Analis Sucor Sekuritas Hendriko Gani mengatakan, berdasarkan analisis teknikal, harga saham Bukalapak masih akan mengalami tren penurunan.
"Kalau secara analisis teknikal, saya lihat masih downtrend (mengalami tren penurunan)," ujar Hendriko kepada Katadata.co.id, Selasa (7/12).
Kendati demikian, ada potensi terjadi pembalikan ke atas atau technical rebound dalam waktu dekat. Hal ini melihat penurunan yang terjadi sudah cukup signifikan, dan hari ini ditutup dengan stochastic golden cross.
"Tidak ada level support pada BUKA karena sudah menembus all time low-nya (terendah sepanjang masa), sedangkan resisten di level Rp 500," ujarnya.
Sebelumnya, Manajemen Bukalapak yang diwakili Sekretaris Perusahaan Perdana A. Saputro mengatakan, sentimen global menjadi penyebab penurunan saham Bukalapak. Pasalnya, kinerja keuangan perusahaan semakin membaik.
"Berdasarkan analisis manajemen, penurunan ini sebagian disebabkan oleh perubahan sentimen global," kata Perdana dikutip dari keterbukaan informasi, Jumat (3/12).
Menurut dia, secara global terdapat tren kenaikan inflasi baru-baru ini yang memicu pengetatan dari bank-bank sentral di seluruh dunia. Bank sentral Amerika Serikat Federal Reserve (The Fed), sebagai contoh, menerapkan tapering off atau pengurangan stimulus moneter.
"Akibatnya, terlihat ada perubahan perilaku investor di perusahaan teknologi yang secara historis berusaha untuk memanfaatkan pergerakan likuiditas yang tinggi dan adanya tingkat suku bunga rendah," ujar Perdana.

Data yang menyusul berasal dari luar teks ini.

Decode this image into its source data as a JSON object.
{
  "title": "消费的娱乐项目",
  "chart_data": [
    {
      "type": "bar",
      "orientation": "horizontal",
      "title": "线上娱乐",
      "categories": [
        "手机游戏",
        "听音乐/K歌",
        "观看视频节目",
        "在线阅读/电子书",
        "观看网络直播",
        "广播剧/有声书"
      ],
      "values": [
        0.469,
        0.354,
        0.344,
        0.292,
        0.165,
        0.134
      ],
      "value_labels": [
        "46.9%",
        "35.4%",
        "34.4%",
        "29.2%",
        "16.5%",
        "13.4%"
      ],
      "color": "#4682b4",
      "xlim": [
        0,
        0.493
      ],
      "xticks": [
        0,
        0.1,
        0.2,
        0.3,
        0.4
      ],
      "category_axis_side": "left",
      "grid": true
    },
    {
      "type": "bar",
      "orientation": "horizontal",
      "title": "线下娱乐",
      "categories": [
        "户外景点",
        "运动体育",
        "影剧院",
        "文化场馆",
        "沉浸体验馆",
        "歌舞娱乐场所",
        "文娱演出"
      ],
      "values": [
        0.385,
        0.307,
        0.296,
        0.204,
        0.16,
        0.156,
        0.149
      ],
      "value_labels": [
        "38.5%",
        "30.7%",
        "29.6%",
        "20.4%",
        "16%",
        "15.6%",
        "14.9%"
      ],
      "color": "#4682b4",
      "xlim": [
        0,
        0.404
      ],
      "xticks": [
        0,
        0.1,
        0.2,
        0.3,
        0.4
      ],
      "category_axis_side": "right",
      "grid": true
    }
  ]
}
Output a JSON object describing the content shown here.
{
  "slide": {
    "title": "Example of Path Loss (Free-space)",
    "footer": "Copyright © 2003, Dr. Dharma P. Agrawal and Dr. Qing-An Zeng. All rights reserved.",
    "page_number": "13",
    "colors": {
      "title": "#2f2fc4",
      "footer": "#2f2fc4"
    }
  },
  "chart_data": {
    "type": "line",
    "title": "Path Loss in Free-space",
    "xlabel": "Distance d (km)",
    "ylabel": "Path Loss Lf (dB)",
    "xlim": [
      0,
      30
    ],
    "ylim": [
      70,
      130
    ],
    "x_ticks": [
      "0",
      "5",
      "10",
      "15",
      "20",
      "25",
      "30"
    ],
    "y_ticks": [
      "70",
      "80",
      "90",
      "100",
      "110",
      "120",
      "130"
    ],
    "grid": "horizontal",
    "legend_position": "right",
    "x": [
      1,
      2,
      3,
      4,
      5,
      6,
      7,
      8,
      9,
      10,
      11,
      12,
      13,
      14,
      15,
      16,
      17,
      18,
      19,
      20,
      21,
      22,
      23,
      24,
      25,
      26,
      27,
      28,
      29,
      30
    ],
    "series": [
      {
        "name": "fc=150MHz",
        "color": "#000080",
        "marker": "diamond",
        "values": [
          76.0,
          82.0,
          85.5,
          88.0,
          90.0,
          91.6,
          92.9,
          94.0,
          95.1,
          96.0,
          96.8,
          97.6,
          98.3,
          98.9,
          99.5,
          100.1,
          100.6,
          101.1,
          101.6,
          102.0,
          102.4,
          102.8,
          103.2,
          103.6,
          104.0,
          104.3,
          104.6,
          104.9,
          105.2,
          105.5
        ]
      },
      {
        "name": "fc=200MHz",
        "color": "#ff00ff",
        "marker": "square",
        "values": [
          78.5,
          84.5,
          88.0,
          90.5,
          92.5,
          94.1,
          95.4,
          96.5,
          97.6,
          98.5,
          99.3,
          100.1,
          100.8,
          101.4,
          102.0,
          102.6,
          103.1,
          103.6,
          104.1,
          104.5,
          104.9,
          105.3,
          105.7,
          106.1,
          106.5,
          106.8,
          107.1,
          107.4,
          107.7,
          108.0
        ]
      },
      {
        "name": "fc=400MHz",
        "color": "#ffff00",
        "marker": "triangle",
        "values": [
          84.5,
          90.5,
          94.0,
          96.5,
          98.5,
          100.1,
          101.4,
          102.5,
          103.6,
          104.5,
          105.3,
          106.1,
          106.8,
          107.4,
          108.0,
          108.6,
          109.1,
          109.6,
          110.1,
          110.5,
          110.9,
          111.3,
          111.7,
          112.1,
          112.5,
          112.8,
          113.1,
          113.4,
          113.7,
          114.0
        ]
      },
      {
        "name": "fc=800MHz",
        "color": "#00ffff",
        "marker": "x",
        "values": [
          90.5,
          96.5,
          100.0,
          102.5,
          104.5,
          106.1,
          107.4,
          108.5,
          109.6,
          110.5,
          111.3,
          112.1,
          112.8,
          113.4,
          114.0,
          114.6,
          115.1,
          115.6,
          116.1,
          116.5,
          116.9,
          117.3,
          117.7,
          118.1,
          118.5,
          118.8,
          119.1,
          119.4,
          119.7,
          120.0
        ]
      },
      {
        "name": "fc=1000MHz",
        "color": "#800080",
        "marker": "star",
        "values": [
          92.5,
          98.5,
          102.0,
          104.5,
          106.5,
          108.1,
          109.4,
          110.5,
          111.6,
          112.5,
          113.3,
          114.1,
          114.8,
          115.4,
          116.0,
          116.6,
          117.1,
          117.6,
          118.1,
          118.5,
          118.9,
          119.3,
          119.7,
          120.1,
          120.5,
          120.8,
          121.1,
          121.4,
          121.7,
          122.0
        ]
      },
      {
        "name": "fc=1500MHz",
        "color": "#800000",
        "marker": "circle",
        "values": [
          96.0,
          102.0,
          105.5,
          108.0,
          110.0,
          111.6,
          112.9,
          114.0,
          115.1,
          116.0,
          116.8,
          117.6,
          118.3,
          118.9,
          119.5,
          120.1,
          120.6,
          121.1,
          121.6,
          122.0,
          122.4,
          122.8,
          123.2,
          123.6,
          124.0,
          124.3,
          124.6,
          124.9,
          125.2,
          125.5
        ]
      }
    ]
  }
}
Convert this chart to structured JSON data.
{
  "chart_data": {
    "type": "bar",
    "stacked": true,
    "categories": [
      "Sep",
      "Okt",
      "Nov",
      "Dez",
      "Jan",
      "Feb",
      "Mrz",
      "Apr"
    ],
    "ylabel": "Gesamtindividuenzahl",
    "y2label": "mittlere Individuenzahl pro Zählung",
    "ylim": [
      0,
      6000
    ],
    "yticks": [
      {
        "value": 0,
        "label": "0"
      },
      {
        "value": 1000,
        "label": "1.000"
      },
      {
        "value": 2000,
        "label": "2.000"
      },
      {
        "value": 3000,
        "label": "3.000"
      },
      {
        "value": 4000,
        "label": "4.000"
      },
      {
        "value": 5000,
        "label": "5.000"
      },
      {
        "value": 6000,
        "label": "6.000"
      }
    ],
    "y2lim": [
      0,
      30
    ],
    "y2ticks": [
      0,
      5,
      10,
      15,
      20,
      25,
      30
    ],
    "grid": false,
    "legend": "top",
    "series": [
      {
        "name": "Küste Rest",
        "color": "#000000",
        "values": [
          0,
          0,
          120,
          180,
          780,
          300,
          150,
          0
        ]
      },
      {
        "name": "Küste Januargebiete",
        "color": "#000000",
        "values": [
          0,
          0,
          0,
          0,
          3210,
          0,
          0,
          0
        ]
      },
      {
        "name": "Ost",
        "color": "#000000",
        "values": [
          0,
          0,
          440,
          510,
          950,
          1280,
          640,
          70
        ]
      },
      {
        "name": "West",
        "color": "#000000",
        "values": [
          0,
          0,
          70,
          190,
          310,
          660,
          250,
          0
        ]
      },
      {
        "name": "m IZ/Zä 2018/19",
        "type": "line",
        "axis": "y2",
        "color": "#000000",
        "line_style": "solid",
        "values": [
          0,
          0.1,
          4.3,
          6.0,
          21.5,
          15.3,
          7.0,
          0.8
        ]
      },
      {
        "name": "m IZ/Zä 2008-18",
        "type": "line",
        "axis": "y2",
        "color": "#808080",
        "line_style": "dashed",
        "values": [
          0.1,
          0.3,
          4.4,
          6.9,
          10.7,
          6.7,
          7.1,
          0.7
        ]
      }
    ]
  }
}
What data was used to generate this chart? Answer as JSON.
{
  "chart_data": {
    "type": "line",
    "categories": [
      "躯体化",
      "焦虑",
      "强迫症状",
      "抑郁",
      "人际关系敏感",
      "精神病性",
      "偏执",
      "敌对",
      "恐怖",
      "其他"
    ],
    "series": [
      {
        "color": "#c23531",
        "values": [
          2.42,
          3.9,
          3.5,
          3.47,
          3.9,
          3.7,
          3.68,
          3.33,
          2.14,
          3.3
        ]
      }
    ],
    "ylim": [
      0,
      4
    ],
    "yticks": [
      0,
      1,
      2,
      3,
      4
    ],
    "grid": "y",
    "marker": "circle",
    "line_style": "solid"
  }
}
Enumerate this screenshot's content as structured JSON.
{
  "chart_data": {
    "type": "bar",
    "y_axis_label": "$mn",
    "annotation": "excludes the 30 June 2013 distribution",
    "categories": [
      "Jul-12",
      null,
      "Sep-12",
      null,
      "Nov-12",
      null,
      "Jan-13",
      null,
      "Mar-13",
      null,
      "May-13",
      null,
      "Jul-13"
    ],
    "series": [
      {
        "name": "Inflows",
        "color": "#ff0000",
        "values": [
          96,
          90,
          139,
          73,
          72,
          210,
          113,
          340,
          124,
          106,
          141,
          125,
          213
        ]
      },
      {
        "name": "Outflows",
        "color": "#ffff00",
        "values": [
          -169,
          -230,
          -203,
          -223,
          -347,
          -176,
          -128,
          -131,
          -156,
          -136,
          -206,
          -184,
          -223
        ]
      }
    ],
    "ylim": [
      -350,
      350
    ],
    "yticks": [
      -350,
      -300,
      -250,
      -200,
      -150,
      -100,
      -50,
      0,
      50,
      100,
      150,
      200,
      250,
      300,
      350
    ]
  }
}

Selain pengetatan kebijakan, perubahan risiko pandemi Covid-19 baru-baru ini, sehubungan dengan timbulnya varian baru Omicron juga telah menambah volatilitas pasar. Menurut Perdana, sentimen tidak hanya untuk pasar teknologi dan Indonesia saja, tapi untuk pasar ekuitas global.
Saat ini, Bukalapak mengklaim posisi kas perusahaan sangat kuat meski baru IPO. Dengan demikian, manajemen meyakini Bukalapak dapat menghadapi kondisi yang berbeda dibandingkan dengan perusahaan teknologi pada umumnya. "Pada dasarnya, kami percaya bahwa perseroan tetap dalam arah dan koridor yang tepat," kata Perdana.
Penjelasan Bukalapak soal harga sahamnya tersebut disampaikan setelah Bursa Efek Indonesia mempertanyakan melalui Surat BEI Nomor S09077/BEI.PP2/12-2021 tertanggal 1 Desember 2021 tentang Permintaan Penjelasan Bursa atas Volatilitas Harga Transaksi Efek.
Berdasarkan laporan keuangan, Bukalapak masih membukukan rugi bersih Rp 1,12 triliun per September 2021. Namun, nilai kerugiannya menyusut 19,17% dibandingkan periode sama tahun lalu yang merugi Rp 1,39 triliun.
Saat itu, Bukalapak meraih pendapatan Rp 1,34 triliun dalam sembilan bulan tahun ini. Pendapatan tersebut tumbuh 42,1 % dibanding pendapatan periode sama 2020.
Total pendapatan Bukalapak terdiri dari tiga sektor bisnis. Pertumbuhan pendapatan paling signifikan berasal dari pendapatan mitra sebesar Rp 496,7 miliar atau tumbuh 322,82 %. Bisnis marketplace menyumbang pendapatan Rp 780,41 miliar atau tumbuh 5,18 %. Sedangkan pendapatan dari BukaPengadaan Rp 70,56 miliar, malah turun 20,67 % dari periode sama 2020.